In the Usukan electorate, 50-year-old electrician Datu Duhar said he was now torn between Warisan Plus and BN.
He expressed support for former chief minister Datuk Seri Salleh Said Keruak, who is seeking to make a comeback with Umno, relating the latter’s interactive and engaging personality.
However, Datu also said Warisan’s origin as a Sabah party and the sense of stability it gave him during the brief 26 months it was in power were points to consider.
“He was good, he came down to the ground and spoke to the people,” Datu said of Salleh.
“But Warisan is a Sabahan party with a Sabahan leader, so I am still thinking very hard about who will get my vote.
“Maybe Warisan, maybe Salleh, I am not sure yet,” he said.
When pressed further on what other factors he would consider before voting, Datu, like other voters, mentioned the need to improve on the basic essentials for the people while developing the state’s economy to spur job opportunities.

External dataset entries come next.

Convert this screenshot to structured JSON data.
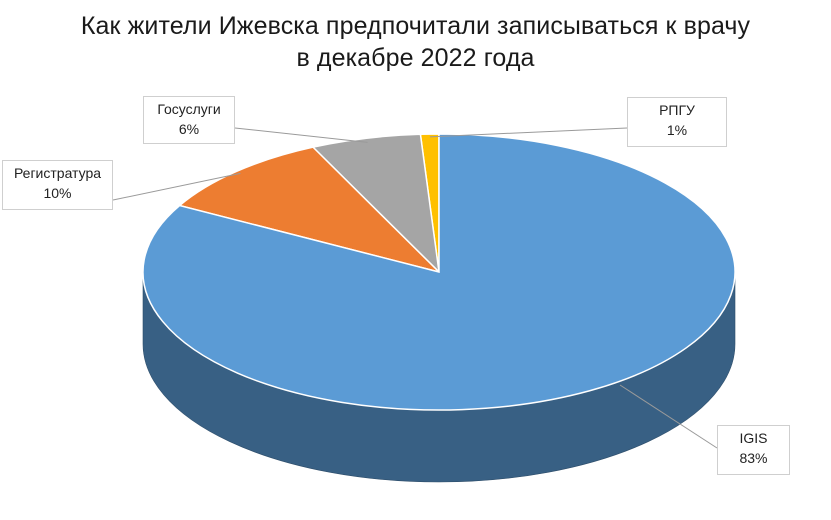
{
  "chart_data": {
    "type": "pie",
    "title": "Как жители Ижевска предпочитали записываться к врачу",
    "subtitle": "в декабре 2022 года",
    "style": "3d",
    "slices": [
      {
        "label": "IGIS",
        "value": 83,
        "value_label": "83%",
        "color": "#5b9bd5"
      },
      {
        "label": "Регистратура",
        "value": 10,
        "value_label": "10%",
        "color": "#ed7d31"
      },
      {
        "label": "Госуслуги",
        "value": 6,
        "value_label": "6%",
        "color": "#a5a5a5"
      },
      {
        "label": "РПГУ",
        "value": 1,
        "value_label": "1%",
        "color": "#ffc000"
      }
    ]
  }
}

For restaurant owner Rosidah Pakatan, 46, having either the incumbent or Opposition take over as the state government made little difference to her, saying they never come through with their promises anyway.
“The last assemblyman here was from Warisan, but there was nothing much done, but it is no different from when BN was in power,” she said.
Rosidah said the only notable contribution she benefited from recently were the Prihatin handouts given by the federal government to bolster the effects of the Covid-19 pandemic.
Some 1.1 million Sabahans are set to vote in the September 26 polls, with early voting slated for September 22.